No, it’s not a Sherlock Holmes book. It’s reality: American is losing doctors.
When most of us have a medical concern, our first “line of defense” is the family physician: that person who checks our blood pressure, keeps on eye on our weight, looks in our ears and our throat for infections, and does our annual physicals. And it’s these doctors that are becoming scarce.
In American Spectator, Acton Research Fellow Jonathan Witt takes a look at this issue.
My brother-in-law Bruce Woodall, a physician who has worked stateside and in the developing world, gave me another way to understand this response. Those who go into family medicine, he said, often have an independent and entrepreneurial streak. They have visions of owning a family practice one day and aren’t attracted to the idea of simply working for the government. But increasingly, that’s what family medicine in the United States amounts to. The result is that an increasing number of physicians who can leave, do.
Self-interested alarm is a rational response to this trend, since we already face a physician shortage, but so too is moral outrage on behalf of physicians. Medical students work extraordinarily hard for years, risking enormous personal and financial capital to become professional healers. How has the political establishment responded to this courage, perseverance, and sacrifice? By subjecting the working lives of doctors to the regulatory whims of political insiders and bureaucrats.

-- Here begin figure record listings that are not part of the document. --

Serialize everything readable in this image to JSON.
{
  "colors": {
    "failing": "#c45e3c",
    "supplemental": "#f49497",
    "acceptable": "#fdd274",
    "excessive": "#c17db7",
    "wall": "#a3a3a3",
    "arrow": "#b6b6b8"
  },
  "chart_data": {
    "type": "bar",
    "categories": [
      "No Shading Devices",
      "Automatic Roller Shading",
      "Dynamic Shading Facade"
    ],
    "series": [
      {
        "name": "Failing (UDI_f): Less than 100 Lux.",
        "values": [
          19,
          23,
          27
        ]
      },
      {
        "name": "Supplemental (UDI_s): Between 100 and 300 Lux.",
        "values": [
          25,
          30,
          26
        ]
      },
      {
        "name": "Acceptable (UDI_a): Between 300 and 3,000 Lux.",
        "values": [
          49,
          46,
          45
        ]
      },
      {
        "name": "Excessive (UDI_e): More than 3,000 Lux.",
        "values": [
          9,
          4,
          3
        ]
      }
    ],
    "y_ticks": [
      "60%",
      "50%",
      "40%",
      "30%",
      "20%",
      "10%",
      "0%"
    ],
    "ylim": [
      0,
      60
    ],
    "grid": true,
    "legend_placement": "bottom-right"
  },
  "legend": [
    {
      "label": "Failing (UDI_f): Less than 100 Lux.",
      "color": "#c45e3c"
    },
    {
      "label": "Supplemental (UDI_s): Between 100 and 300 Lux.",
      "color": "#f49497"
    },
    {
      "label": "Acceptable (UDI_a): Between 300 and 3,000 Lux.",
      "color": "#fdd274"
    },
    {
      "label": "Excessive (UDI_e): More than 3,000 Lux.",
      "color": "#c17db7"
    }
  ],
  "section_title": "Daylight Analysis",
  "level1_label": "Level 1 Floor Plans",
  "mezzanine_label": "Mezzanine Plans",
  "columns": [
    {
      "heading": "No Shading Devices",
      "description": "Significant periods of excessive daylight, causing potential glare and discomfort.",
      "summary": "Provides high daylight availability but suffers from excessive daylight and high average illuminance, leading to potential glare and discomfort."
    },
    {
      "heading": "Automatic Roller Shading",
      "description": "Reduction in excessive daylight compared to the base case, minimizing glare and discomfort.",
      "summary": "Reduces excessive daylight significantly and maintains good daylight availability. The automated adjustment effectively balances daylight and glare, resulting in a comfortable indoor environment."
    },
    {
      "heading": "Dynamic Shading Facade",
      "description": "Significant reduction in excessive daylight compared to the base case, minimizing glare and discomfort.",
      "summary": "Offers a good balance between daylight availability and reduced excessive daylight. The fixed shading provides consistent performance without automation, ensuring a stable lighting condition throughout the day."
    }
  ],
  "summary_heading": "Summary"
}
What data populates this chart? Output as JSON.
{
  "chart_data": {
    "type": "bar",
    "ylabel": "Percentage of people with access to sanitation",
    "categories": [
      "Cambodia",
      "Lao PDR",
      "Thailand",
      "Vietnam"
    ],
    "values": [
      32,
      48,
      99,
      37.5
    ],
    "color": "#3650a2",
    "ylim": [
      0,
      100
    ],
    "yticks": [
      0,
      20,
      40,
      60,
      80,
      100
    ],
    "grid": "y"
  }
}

Witt says we are facing some hard economic truths that the creators of Obamacare seemed to have overlooked when coming up with their vast scheme of health-care-for-all:
…the architects of Obamacare also included provisions in the act to push all of those stingy employers to give their workers more expansive and expensive healthcare plans than before.
But if that economic logic made sense, it would follow that legislators should also pass a federal edict forbidding private employers from cutting employee salaries, while simultaneously pushing them to give all their worker a nice fat pay raise. The reason none of these strategies would effectively promote the common good stems from a stubborn truth of economics: artificially propping up or boosting worker compensation by government edict leaves businesses unable to afford as many workers. The result is unemployment.
Some are further concerned that interstate competition would debase the entire health insurance industry, but think about other industries. Free competition has led to continued improvements in cell phone technology, automobile rental, restaurant service, and on and on the list could go. It’s the difference between the service you get from Apple or Chick-fil-A versus the take-a-number bureaucratic shuffle you experience at the Department of Motor Vehicles. The first two are sharpened by competition, the latter shielded from it.
Lack of competition leads to lack of quality and value, Witt says…and less doctors. Obamacare may be a vision of health care for all, but who’s going to be listening on the other end of the stethoscope? Do we want compassionate and virtuous doctors caring for us, or bureaucratic wonks loaded down with paperwork and regulations?